The draft resolution on Syria, which was co-sponsored by Qatar, Saudi Arabia, the United States, Britain, France and other Arab and Western states, received 132 votes in favor – 10 more than a similar resolution last year received – along with 12 against and 35 abstentions.
The resolution on Iran, which was drafted by Canada and co-sponsored by other Western countries, received 83 votes in favor, 31 against and 68 abstentions.
The increased number of yes votes for both resolutions shows waning support for Tehran and Damascus in New York, envoys said.
Both resolutions were passed by the 193-nation assembly’s Third Committee, which focuses on human rights, and will be put to formal votes next month at plenary sessions of the General Assembly. They are both expected to pass with similar margins.
Syrian U.N. Ambassador Bashar Ja’afari dismissed the resolution against his country as an attempt by “Western states to interfere, and we condemn this.”
He also accused Qatar, which has supported the rebels seeking to toppled Syrian President Bashar al-Assad in the 20-month-old insurgency, of aiding and abetting Israel against the Palestinians.
Ja’afari repeated Syria’s oft-stated accusation that Saudi Arabia, Qatar, Libya and Turkey have been arming and financially supporting the rebels, an allegation all have denied.
Western diplomats in New York, however, say privately that the Saudis and Qataris are almost certainly aiding the rebels, and possibly other countries as well.
Iranian Ambassador Mohammad Khazaee dismissed the resolution against Tehran as based on unconfirmed allegations and an attempt to meddle in the internal affairs of Iran.
The Syria resolution said the U.N. assembly “strongly condemns the continued widespread and systematic gross violations of human rights and fundamental freedoms by the Syrian authorities and the Government-controlled ‘shabiha’ militia.”
It blamed the Syrian government and allied forces for “the use of heavy weapons, aerial bombardments and force against civilians, massacres, arbitrary executions, extrajudicial killings, the killing and persecution of protesters, human rights defenders and journalists, (and) arbitrary detention.”
’Crimes against humanity’
It also condemned “any human rights abuses by armed opposition groups,” though the principal target of condemnation was clearly the government, not the rebels.
The resolution recalled U.N. human rights chief Navi Pillay’s repeated suggestion that “crimes against humanity are likely to have been committed” in Syria. It called for “accountability” for those guilty of human rights abuses.

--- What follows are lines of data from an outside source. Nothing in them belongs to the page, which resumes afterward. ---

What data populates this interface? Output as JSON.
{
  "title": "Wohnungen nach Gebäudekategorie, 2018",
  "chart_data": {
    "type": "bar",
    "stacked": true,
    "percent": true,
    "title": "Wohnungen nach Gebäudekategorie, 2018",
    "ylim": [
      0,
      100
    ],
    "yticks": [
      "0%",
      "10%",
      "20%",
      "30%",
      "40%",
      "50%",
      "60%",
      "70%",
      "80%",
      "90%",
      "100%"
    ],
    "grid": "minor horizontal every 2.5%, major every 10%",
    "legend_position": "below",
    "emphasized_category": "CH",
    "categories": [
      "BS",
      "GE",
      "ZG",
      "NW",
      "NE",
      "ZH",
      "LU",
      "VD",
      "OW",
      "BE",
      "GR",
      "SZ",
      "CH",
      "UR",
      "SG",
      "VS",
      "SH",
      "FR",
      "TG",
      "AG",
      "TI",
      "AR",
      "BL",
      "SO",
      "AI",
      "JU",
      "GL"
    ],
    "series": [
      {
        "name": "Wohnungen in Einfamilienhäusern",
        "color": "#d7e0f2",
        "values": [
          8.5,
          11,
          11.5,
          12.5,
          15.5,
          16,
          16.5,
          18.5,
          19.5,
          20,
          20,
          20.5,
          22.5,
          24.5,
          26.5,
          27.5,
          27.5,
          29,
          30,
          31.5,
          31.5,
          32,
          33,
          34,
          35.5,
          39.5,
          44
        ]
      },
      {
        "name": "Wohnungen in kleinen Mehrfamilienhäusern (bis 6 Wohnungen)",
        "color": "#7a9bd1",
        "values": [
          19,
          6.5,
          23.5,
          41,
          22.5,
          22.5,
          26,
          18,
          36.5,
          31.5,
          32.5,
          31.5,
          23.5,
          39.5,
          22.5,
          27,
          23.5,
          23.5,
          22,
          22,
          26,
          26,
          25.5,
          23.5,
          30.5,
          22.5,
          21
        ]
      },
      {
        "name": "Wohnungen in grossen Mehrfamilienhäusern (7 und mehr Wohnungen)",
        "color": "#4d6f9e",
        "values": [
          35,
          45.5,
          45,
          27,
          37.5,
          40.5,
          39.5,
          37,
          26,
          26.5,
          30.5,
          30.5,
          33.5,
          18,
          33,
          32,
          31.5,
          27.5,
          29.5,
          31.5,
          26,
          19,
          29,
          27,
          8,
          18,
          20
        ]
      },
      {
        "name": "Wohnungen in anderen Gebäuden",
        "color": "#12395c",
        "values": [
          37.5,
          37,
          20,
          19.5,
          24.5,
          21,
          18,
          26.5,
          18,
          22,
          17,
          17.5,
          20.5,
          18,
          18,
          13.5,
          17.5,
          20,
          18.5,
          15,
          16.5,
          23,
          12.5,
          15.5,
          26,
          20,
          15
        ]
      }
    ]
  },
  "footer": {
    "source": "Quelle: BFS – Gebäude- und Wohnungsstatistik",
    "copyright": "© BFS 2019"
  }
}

The resolution on Iran voiced “deep concern at serious ongoing and recurring human rights violations in the Islamic Republic of Iran relating to, inter alia, torture and cruel, inhuman or degrading treatment or punishment, including flogging and amputations.”

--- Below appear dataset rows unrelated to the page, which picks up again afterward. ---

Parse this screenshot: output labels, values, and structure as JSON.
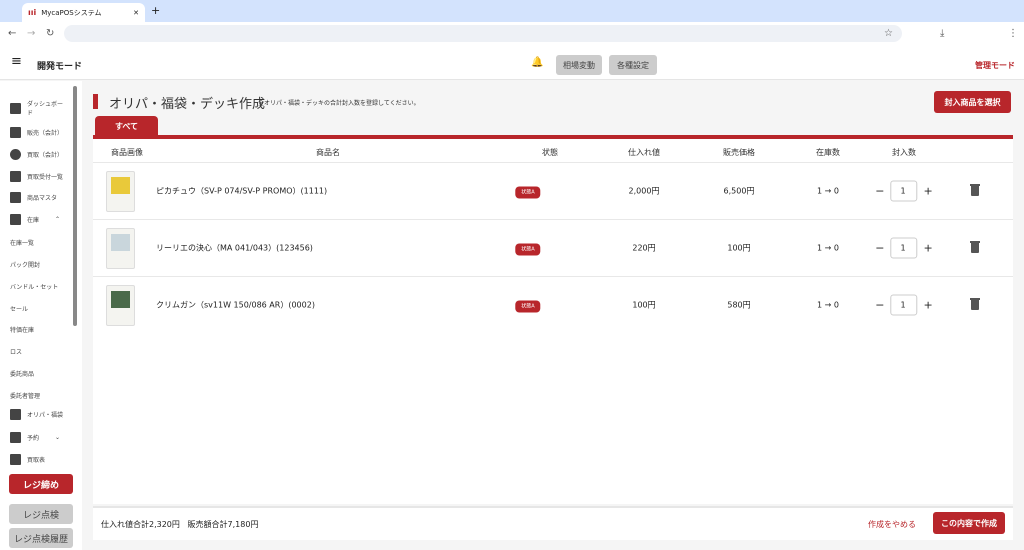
{
  "browser": {
    "tab_title": "MycaPOSシステム",
    "new_tab": "+",
    "close": "✕"
  },
  "header": {
    "menu_icon": "hamburger-icon",
    "mode": "開発モード",
    "buttons": [
      "相場変動",
      "各種設定"
    ],
    "admin_mode": "管理モード"
  },
  "sidebar": {
    "items": [
      {
        "label": "ダッシュボード",
        "icon": "dashboard-icon"
      },
      {
        "label": "販売（会計）",
        "icon": "cart-icon"
      },
      {
        "label": "買取（会計）",
        "icon": "dollar-icon"
      },
      {
        "label": "買取受付一覧",
        "icon": "register-icon"
      },
      {
        "label": "商品マスタ",
        "icon": "store-icon"
      },
      {
        "label": "在庫",
        "icon": "archive-icon"
      }
    ],
    "sub_items": [
      "在庫一覧",
      "パック開封",
      "バンドル・セット",
      "セール",
      "特価在庫",
      "ロス",
      "委託商品",
      "委託者管理"
    ],
    "items2": [
      {
        "label": "オリパ・福袋",
        "icon": "gift-icon"
      },
      {
        "label": "予約",
        "icon": "monitor-icon"
      },
      {
        "label": "買取表",
        "icon": "table-icon"
      }
    ],
    "close_register": "レジ締め",
    "check_register": "レジ点検",
    "check_history": "レジ点検履歴"
  },
  "main": {
    "title": "オリパ・福袋・デッキ作成",
    "subtitle": "全オリパ・福袋・デッキの合計封入数を登録してください。",
    "select_button": "封入商品を選択",
    "tab": "すべて",
    "columns": [
      "商品画像",
      "商品名",
      "状態",
      "仕入れ値",
      "販売価格",
      "在庫数",
      "封入数"
    ],
    "rows": [
      {
        "name": "ピカチュウ（SV-P 074/SV-P PROMO）(1111)",
        "condition": "状態A",
        "cost": "2,000円",
        "price": "6,500円",
        "stock": "1 → 0",
        "qty": "1",
        "card_color": "#e9c93a"
      },
      {
        "name": "リーリエの決心（MA 041/043）(123456)",
        "condition": "状態A",
        "cost": "220円",
        "price": "100円",
        "stock": "1 → 0",
        "qty": "1",
        "card_color": "#c9d6dc"
      },
      {
        "name": "クリムガン（sv11W 150/086 AR）(0002)",
        "condition": "状態A",
        "cost": "100円",
        "price": "580円",
        "stock": "1 → 0",
        "qty": "1",
        "card_color": "#4a6a4a"
      }
    ],
    "footer": {
      "total_cost": "仕入れ値合計2,320円",
      "total_price": "販売額合計7,180円",
      "cancel": "作成をやめる",
      "create": "この内容で作成"
    }
  },
  "colors": {
    "accent": "#b8262b"
  }
}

It also criticized the “continuing alarming high frequency of the carrying-out of the death penalty (in Iran) in the absence of internationally recognized safeguards, including an increase in the number of public executions.”

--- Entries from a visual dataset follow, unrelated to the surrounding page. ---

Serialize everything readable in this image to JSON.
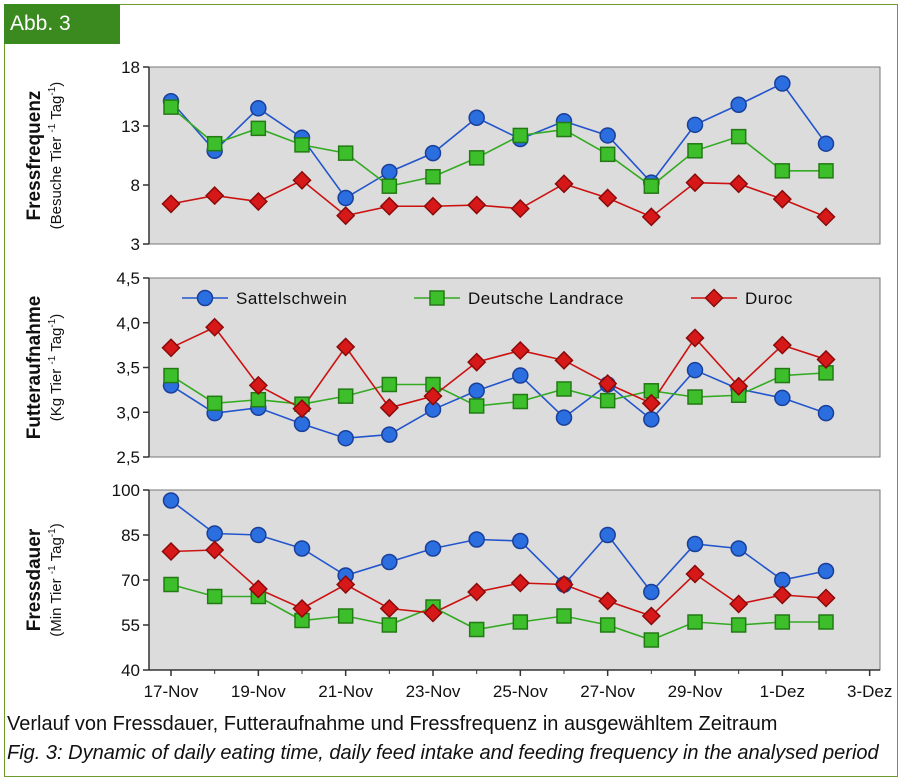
{
  "figure_tag": "Abb. 3",
  "caption_de": "Verlauf von Fressdauer, Futteraufnahme und Fressfrequenz in ausgewähltem Zeitraum",
  "caption_en": "Fig. 3: Dynamic of daily eating time, daily feed intake and feeding frequency in the analysed period",
  "colors": {
    "tag_bg": "#3a8a1f",
    "frame": "#6f9b2b",
    "plot_bg": "#dcdcdc",
    "Sattelschwein": "#2255cc",
    "Deutsche Landrace": "#33aa22",
    "Duroc": "#cc1111"
  },
  "chart_data": [
    {
      "type": "line",
      "ylabel_main": "Fressfrequenz",
      "ylabel_unit_prefix": "(Besuche Tier",
      "ylabel_unit_mid": "Tag",
      "ylabel_unit_suffix": ")",
      "ylim": [
        3,
        18
      ],
      "yticks": [
        "3",
        "8",
        "13",
        "18"
      ],
      "ytick_values": [
        3,
        8,
        13,
        18
      ],
      "x_day_offset": [
        0,
        1,
        2,
        3,
        4,
        5,
        6,
        7,
        8,
        9,
        10,
        11,
        12,
        13,
        14,
        15
      ],
      "series": [
        {
          "name": "Sattelschwein",
          "marker": "circle",
          "values": [
            15.1,
            10.9,
            14.5,
            12.0,
            6.9,
            9.1,
            10.7,
            13.7,
            11.9,
            13.4,
            12.2,
            8.2,
            13.1,
            14.8,
            16.6,
            11.5
          ]
        },
        {
          "name": "Deutsche Landrace",
          "marker": "square",
          "values": [
            14.6,
            11.5,
            12.8,
            11.4,
            10.7,
            7.9,
            8.7,
            10.3,
            12.2,
            12.7,
            10.6,
            7.9,
            10.9,
            12.1,
            9.2,
            9.2
          ]
        },
        {
          "name": "Duroc",
          "marker": "diamond",
          "values": [
            6.4,
            7.1,
            6.6,
            8.4,
            5.4,
            6.2,
            6.2,
            6.3,
            6.0,
            8.1,
            6.9,
            5.3,
            8.2,
            8.1,
            6.8,
            5.3
          ]
        }
      ]
    },
    {
      "type": "line",
      "ylabel_main": "Futteraufnahme",
      "ylabel_unit_prefix": "(Kg Tier",
      "ylabel_unit_mid": "Tag",
      "ylabel_unit_suffix": ")",
      "ylim": [
        2.5,
        4.5
      ],
      "yticks": [
        "2,5",
        "3,0",
        "3,5",
        "4,0",
        "4,5"
      ],
      "ytick_values": [
        2.5,
        3.0,
        3.5,
        4.0,
        4.5
      ],
      "legend": [
        "Sattelschwein",
        "Deutsche Landrace",
        "Duroc"
      ],
      "legend_position": "top",
      "series": [
        {
          "name": "Sattelschwein",
          "marker": "circle",
          "values": [
            3.3,
            2.99,
            3.05,
            2.87,
            2.71,
            2.75,
            3.03,
            3.24,
            3.41,
            2.94,
            3.31,
            2.92,
            3.47,
            3.26,
            3.16,
            2.99
          ]
        },
        {
          "name": "Deutsche Landrace",
          "marker": "square",
          "values": [
            3.41,
            3.1,
            3.14,
            3.09,
            3.18,
            3.31,
            3.31,
            3.07,
            3.12,
            3.26,
            3.13,
            3.24,
            3.17,
            3.19,
            3.41,
            3.44
          ]
        },
        {
          "name": "Duroc",
          "marker": "diamond",
          "values": [
            3.72,
            3.95,
            3.3,
            3.04,
            3.73,
            3.05,
            3.18,
            3.56,
            3.69,
            3.58,
            3.32,
            3.1,
            3.83,
            3.29,
            3.75,
            3.59
          ]
        }
      ]
    },
    {
      "type": "line",
      "ylabel_main": "Fressdauer",
      "ylabel_unit_prefix": "(Min Tier",
      "ylabel_unit_mid": "Tag",
      "ylabel_unit_suffix": ")",
      "ylim": [
        40,
        100
      ],
      "yticks": [
        "40",
        "55",
        "70",
        "85",
        "100"
      ],
      "ytick_values": [
        40,
        55,
        70,
        85,
        100
      ],
      "xticks": [
        "17-Nov",
        "19-Nov",
        "21-Nov",
        "23-Nov",
        "25-Nov",
        "27-Nov",
        "29-Nov",
        "1-Dez",
        "3-Dez"
      ],
      "series": [
        {
          "name": "Sattelschwein",
          "marker": "circle",
          "values": [
            96.5,
            85.5,
            85.0,
            80.5,
            71.5,
            76.0,
            80.5,
            83.5,
            83.0,
            68.5,
            85.0,
            66.0,
            82.0,
            80.5,
            70.0,
            73.0
          ]
        },
        {
          "name": "Deutsche Landrace",
          "marker": "square",
          "values": [
            68.5,
            64.5,
            64.5,
            56.5,
            58.0,
            55.0,
            61.0,
            53.5,
            56.0,
            58.0,
            55.0,
            50.0,
            56.0,
            55.0,
            56.0,
            56.0
          ]
        },
        {
          "name": "Duroc",
          "marker": "diamond",
          "values": [
            79.5,
            80.0,
            67.0,
            60.5,
            68.5,
            60.5,
            59.0,
            66.0,
            69.0,
            68.5,
            63.0,
            58.0,
            72.0,
            62.0,
            65.0,
            64.0
          ]
        }
      ]
    }
  ]
}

The resolution also condemned the “increased persecution and human rights violations against persons belonging to unrecognized religious minorities, particularly members of the Baha’i faith and their defenders.”
The U.N. special rapporteur for Iran said last month that members of the Baha’i community were the most persecuted Iranian religious minority.
Such resolutions on Iran, North Korea and Myanmar – and, since last year, Syria – have become an annual ritual.
The resolution on Iran received more yes votes than a year ago, when a similar text was approved with 80 in favor, 44 against and 57 abstentions.
Last year’s Syria resolution received 122 votes in favor, 13 against and 41 abstentions.
Earlier on Tuesday the committee adopted a resolution that condemned human rights abuses in North Korea.